Bender · on July 23, 2022

In addition to this if one runs unbound as their DNS on their home router and they block DoH then one could add

    local-zone: "it" always_nxdomain

to NXDOMAIN all requests for the .it TLD and protect non browser devices. I use this method to stay off sanctioned country TLD's and to remove the cheap/free spammy domains and TLD's that often contain more malware than anything useful.

ale · on July 23, 2022

What’s this useragent switcheroo?

krono · on July 23, 2022

Browsers and other programs can use the User-Agent[1] header to send along a bit of information about themselves with each request.

This and other information is then used to filter out various types of visitor.

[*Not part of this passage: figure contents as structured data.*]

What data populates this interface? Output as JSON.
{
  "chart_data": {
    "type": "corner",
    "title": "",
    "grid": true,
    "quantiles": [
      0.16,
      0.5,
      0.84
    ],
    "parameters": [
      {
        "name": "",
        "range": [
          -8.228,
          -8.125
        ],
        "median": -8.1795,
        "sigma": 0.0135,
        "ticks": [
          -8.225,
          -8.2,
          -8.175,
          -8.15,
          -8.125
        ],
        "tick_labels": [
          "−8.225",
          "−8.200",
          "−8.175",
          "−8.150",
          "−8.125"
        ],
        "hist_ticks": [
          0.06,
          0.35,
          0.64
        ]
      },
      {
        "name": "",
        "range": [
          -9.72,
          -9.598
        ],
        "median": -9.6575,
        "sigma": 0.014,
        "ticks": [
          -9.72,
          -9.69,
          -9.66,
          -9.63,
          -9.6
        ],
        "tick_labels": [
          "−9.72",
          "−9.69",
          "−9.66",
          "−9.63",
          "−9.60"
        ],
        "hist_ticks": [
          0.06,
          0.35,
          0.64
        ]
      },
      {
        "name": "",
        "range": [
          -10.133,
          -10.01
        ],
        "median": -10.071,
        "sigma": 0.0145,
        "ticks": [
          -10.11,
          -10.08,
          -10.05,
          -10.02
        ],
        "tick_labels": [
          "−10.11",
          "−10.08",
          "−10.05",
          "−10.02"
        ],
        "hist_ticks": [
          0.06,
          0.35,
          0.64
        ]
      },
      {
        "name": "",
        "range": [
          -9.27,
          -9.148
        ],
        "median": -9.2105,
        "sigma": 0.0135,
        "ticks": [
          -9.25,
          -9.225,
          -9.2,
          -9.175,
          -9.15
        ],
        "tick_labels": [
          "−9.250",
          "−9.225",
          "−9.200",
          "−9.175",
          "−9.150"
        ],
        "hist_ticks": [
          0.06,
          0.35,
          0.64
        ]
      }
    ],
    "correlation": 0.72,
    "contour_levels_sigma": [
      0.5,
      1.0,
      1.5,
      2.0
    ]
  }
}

In this case, requests claiming to be a Google Search crawler will receive a boring page with lots of text that it can index and use as search results.

Most browsers' devtools let you change your user-agent string, and a listing of the ones used by Google crawlers is publicly available. Not saying that you should, but you could check this out for yourself... entirely at your own risk of course :)

https://en.wikipedia.org/wiki/User_agent

https://developers.google.com/search/docs/advanced/crawling/...

jacooper · on July 23, 2022

Or use Brave search, which honestly from my experience is much better.